En cuanto al papel de lo que el autor denomina sociedad civil, es decir, los movimientos ciudadanos organizados al margen de las estructuras gubernamentales o de la tutela de entes corporativos de cualquier tipo, me parece imprescindible matizar su diagnóstico. A mi entender, la etapa democrática de Asturies está jalonada de acciones reivindicativas protagonizadas por asociaciones y colectivos ciudadanos que han logrado éxitos notables en diferentes ámbitos: desde la lucha vecinal contra la especulación urbanística e inmobiliaria en concejos como Llanes y Xixón, que llevaron a la anulación en vía judicial de varios planes generales; pasando por plataformas como la de afectados por la incineradora de Serín, que consiguió su paralización, o las actualmente constituidas contra la invasión de los parques eólicos en el occidente o la mina de oro de Salave; a la asociación Asturias Ganadera, que articuló un potente movimiento reivindicatorio alternativo a los sindicatos tradicionales, con movilizaciones masivas en la calle; o a asociaciones con una muy relevante influencia social como la Asociación para la Defensa de la Sanidad Pública de Asturias o la Unión de Consumidores de Asturias.
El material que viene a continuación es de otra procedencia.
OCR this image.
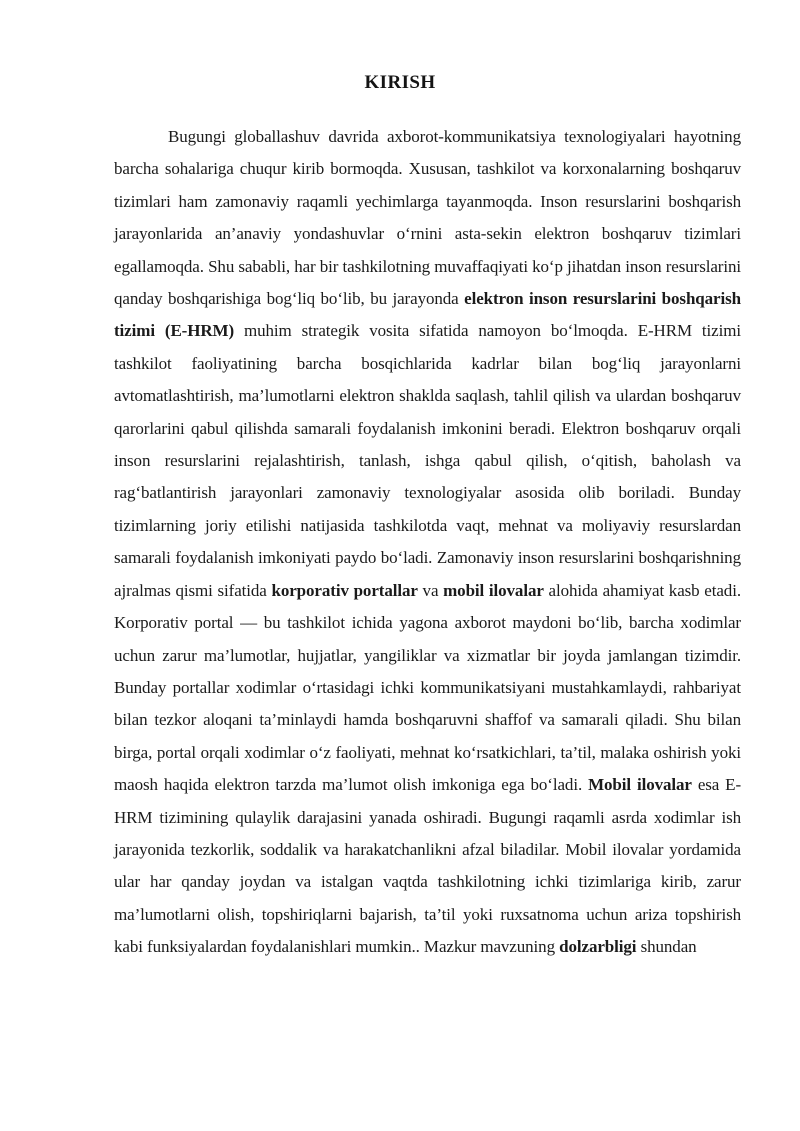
KIRISH

Bugungi globallashuv davrida axborot-kommunikatsiya texnologiyalari hayotning barcha sohalariga chuqur kirib bormoqda. Xususan, tashkilot va korxonalarning boshqaruv tizimlari ham zamonaviy raqamli yechimlarga tayanmoqda. Inson resurslarini boshqarish jarayonlarida an’anaviy yondashuvlar o‘rnini asta-sekin elektron boshqaruv tizimlari egallamoqda. Shu sababli, har bir tashkilotning muvaffaqiyati ko‘p jihatdan inson resurslarini qanday boshqarishiga bog‘liq bo‘lib, bu jarayonda elektron inson resurslarini boshqarish tizimi (E-HRM) muhim strategik vosita sifatida namoyon bo‘lmoqda. E-HRM tizimi tashkilot faoliyatining barcha bosqichlarida kadrlar bilan bog‘liq jarayonlarni avtomatlashtirish, ma’lumotlarni elektron shaklda saqlash, tahlil qilish va ulardan boshqaruv qarorlarini qabul qilishda samarali foydalanish imkonini beradi. Elektron boshqaruv orqali inson resurslarini rejalashtirish, tanlash, ishga qabul qilish, o‘qitish, baholash va rag‘batlantirish jarayonlari zamonaviy texnologiyalar asosida olib boriladi. Bunday tizimlarning joriy etilishi natijasida tashkilotda vaqt, mehnat va moliyaviy resurslardan samarali foydalanish imkoniyati paydo bo‘ladi. Zamonaviy inson resurslarini boshqarishning ajralmas qismi sifatida korporativ portallar va mobil ilovalar alohida ahamiyat kasb etadi. Korporativ portal — bu tashkilot ichida yagona axborot maydoni bo‘lib, barcha xodimlar uchun zarur ma’lumotlar, hujjatlar, yangiliklar va xizmatlar bir joyda jamlangan tizimdir. Bunday portallar xodimlar o‘rtasidagi ichki kommunikatsiyani mustahkamlaydi, rahbariyat bilan tezkor aloqani ta’minlaydi hamda boshqaruvni shaffof va samarali qiladi. Shu bilan birga, portal orqali xodimlar o‘z faoliyati, mehnat ko‘rsatkichlari, ta’til, malaka oshirish yoki maosh haqida elektron tarzda ma’lumot olish imkoniga ega bo‘ladi. Mobil ilovalar esa E-HRM tizimining qulaylik darajasini yanada oshiradi. Bugungi raqamli asrda xodimlar ish jarayonida tezkorlik, soddalik va harakatchanlikni afzal biladilar. Mobil ilovalar yordamida ular har qanday joydan va istalgan vaqtda tashkilotning ichki tizimlariga kirib, zarur ma’lumotlarni olish, topshiriqlarni bajarish, ta’til yoki ruxsatnoma uchun ariza topshirish kabi funksiyalardan foydalanishlari mumkin.. Mazkur mavzuning dolzarbligi shundan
¿Acaso éxitos tan notables como el recorte del “catastrazo” planeado por Gabino de Lorenzo, el frustrado proyecto de la torres de viviendas de la parcela de El Vasco o la ya bien visible capacidad de influencia y movilización de la plataforma “Salvemos La Vega”, no son una manifestación inequívoca de la vitalidad del movimiento ciudadano en Asturies? Podrían ponerse bastante más ejemplos en otros campos y sectores para probar que, en este aspecto concreto, “No hay país” tiene una laguna evidente.
Otra cuestión distinta es determinar por qué esos movimientos asociativos no generaron nunca un caldo de cultivo capaz de articular un movimiento político en clave asturiana (o asturianista) con capacidad de gobernar el país o, cuando menos, de influir de manera decisiva en las políticas de gobierno, circunstancia en la que, a mi juicio, tiene mucho que ver la pervivencia del centralismo uniformador de las instituciones políticas, educativas y culturales del franquismo en los instrumentos de legitimación de la etapa democrática: medios de comunicación, sistema educativo, élite burocrática etc. Habrá quien pueda defender que Foro Asturias llevaba dentro ese germen, pero yo no lo percibo por ninguna parte, al menos en la breve etapa del Gobierno formada por ese partido.
Llegamos al final. Coincidimos con Xuan Cándano en que Asturies necesita un proyecto de país para salir de la crisis. Seguramente ese proyecto debería gravitar sobre una concepción política asturianista, en el sentido apuntado recientemente por Xune Elipe en un artículo publicado por Nortes, en el que hablaba de la necesidad de constituir un sujeto político no tutelado desde los aparatos partidistas madrileños. Teniendo bien en cuenta también que una visión identitaria de un proyecto político no garantiza necesariamente la pureza democrática de las instituciones resultantes, como da buena prueba de ello el régimen “pujolista” en Cataluña.
Una enorme tarea pendiente que requiere mucha generosidad y un proceso amplio de acumulación de fuerzas, de convergencia de movimientos sociales, excluyendo toda tentación de sectarismo y apostando por la radicalidad democrática como elemento de transversalidad.